MEGA65 / mega65-core

MEGA65 FPGA core
Other
242 stars 88 forks source link

Ethernet is flaky on recent builds #145

Closed gardners closed 3 years ago

gardners commented 4 years ago

Ethernet is flaky, presumably because we latch data on rising edge, when it is in fact clocked on falling edges.

gardners commented 4 years ago

Working on making ethertest.a65 a more useful test to support this. Will include ARP, PING and TFTP server

gardners commented 4 years ago

Working on making ethertest.a65 a more useful test to support this. Will include ARP, PING and TFTP server. TFTP get already works. TFTP put is work-in-progress. This has required implementing the missing dos_mkfile() hypertrap, which is making this issue blow out a bit.

gardners commented 4 years ago

ethertest.a65 currently doesn't correctly realise when a file exists, to re-use it, and instead creates it again. dos_mkfile() should fail with "file exists" in this case, but doesn't. Result is duplicate files if attempting to create / put the same file repeatedly.

gardners commented 4 years ago

Ethernet RX seems to be quite stable, testing watching the arrival of ICMP PING requests with ascending sequence numbers.

The problem is still on the sending side.

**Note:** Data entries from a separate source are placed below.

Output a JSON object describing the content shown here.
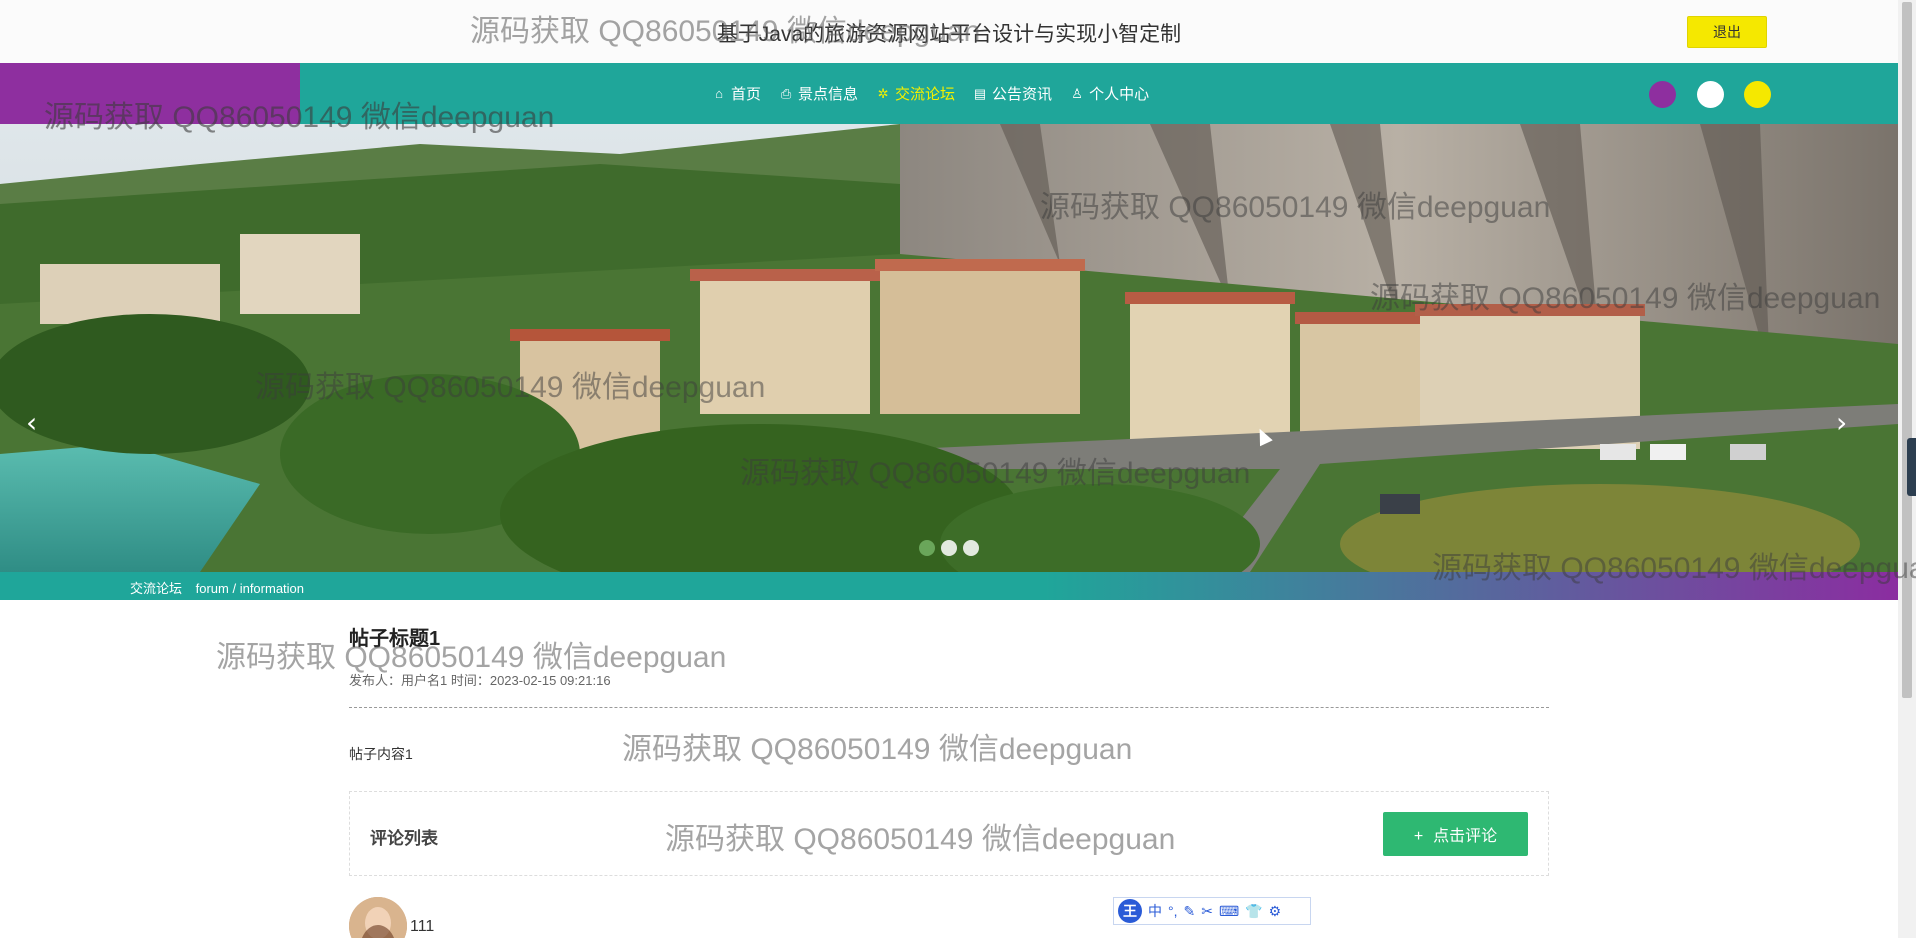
{
  "header": {
    "title": "基于Java的旅游资源网站平台设计与实现小智定制",
    "logout_label": "退出"
  },
  "nav": {
    "items": [
      {
        "label": "首页",
        "icon": "home-icon"
      },
      {
        "label": "景点信息",
        "icon": "printer-icon"
      },
      {
        "label": "交流论坛",
        "icon": "forum-icon",
        "active": true
      },
      {
        "label": "公告资讯",
        "icon": "notice-icon"
      },
      {
        "label": "个人中心",
        "icon": "user-icon"
      }
    ],
    "theme_colors": [
      "#8e2f9f",
      "#ffffff",
      "#f5e800"
    ]
  },
  "carousel": {
    "prev_icon": "‹",
    "next_icon": "›",
    "slide_count": 3,
    "active_slide": 0
  },
  "breadcrumb": {
    "title": "交流论坛",
    "path": "forum / information"
  },
  "post": {
    "title": "帖子标题1",
    "meta": "发布人：用户名1 时间：2023-02-15 09:21:16",
    "content": "帖子内容1"
  },
  "comments": {
    "section_label": "评论列表",
    "add_button_label": "点击评论",
    "add_button_icon": "+",
    "first_user": "111"
  },
  "ime": {
    "logo": "王",
    "items": [
      "中",
      "°,",
      "✎",
      "✂",
      "⌨",
      "👕",
      "⚙"
    ]
  },
  "watermark": "源码获取 QQ86050149 微信deepguan",
  "colors": {
    "nav_bg": "#1fa69a",
    "accent_purple": "#8e2f9f",
    "active_nav": "#f3f000",
    "comment_button": "#2eb872",
    "logout_bg": "#f5e800"
  }
}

gardners commented 4 years ago

Things to try:

  1. Add back 200MHz TX clock to allow for proper TX phase adjustment.
  2. Do we need fast slew?
  3. Do we need an OBUF thingy to improve signal integrity?
gardners commented 4 years ago

For 3, it is already inferring OBUFs. SLEW FAST didn't fix it. Not 100% sure if our TX phase adjusting is working, as it should be possible to pick a phase that makes it much worse, but there is no apparent difference. Trying SLEW SLOW DRIVE 4, in case the problem is reflections or ringing

gardners commented 4 years ago

Also should display packets on screen to make sure that reading is not the soiurce of the problem

gardners commented 4 years ago

RX of packets now seems rock solid, and pinging with 950 byte packets results in reliable responses. TFTP server however stalls sending all the time, because of RX errors on the linux side, i.e., we are still TXing the odd dud packet. This probably means we should re-check the TX phase.

gardners commented 4 years ago

Quick test with trying all four TX phase offsets shows problem still happening. Further investigation required.

gardners commented 4 years ago

Using BUFG on the ethernet clock has fixed almost all the RX and TX errors. We are still seeing the occasional lost packet, but no more packet corruption caused by fluffy clocks.

gardners commented 4 years ago

Now, we have a remaining problem where the ethernet locks up and won't TX anymore. It still sees packets arrive, but seems unable to respond to them.

gardners commented 4 years ago

Doing a soft reset of the machine doesn't fix it, so I assume it something in the ethernet controller's internal state machine.

gardners commented 4 years ago

TX lockup actually looks like the ethernet PHY chip gets its MDX status confused.

Otherwise, the only problem we are still seeing is packet loss on the TX direction of ~2-3% without any real explanation.

gardners commented 4 years ago

Removing and reinserting ethernet cable clears MDX status, but doesn't reestablish TX of packets. Added instrumentation to see TX state machine status, and it looks like it is stuck counting down the TX delay interval. The new logic for resetting the ethernet state machine seems to work to clear the situation, further confirming it is just a VHDL state machine problem.
That it is a VHDL problem is confirmed by the addition of a "soft reset" option that resets the ETH TX state, without resetting the PHY itself. USing this soft-reset option also unblocks sending.

gardners commented 4 years ago

Problem can be stimulated just by trying to send a bunch of packets in quick succession. In my test, they were just duplicates of 908 byte long ICMP reply packets. What is really weird, is that a symptom of the problem is the TX wait counter counting endlessly, indicating that it is getting into the IdleWait state, which is the only action that the software reset performs.

gardners commented 4 years ago

BUT if you assert the soft-reset for too short a period of time, it doesn't fix the problem.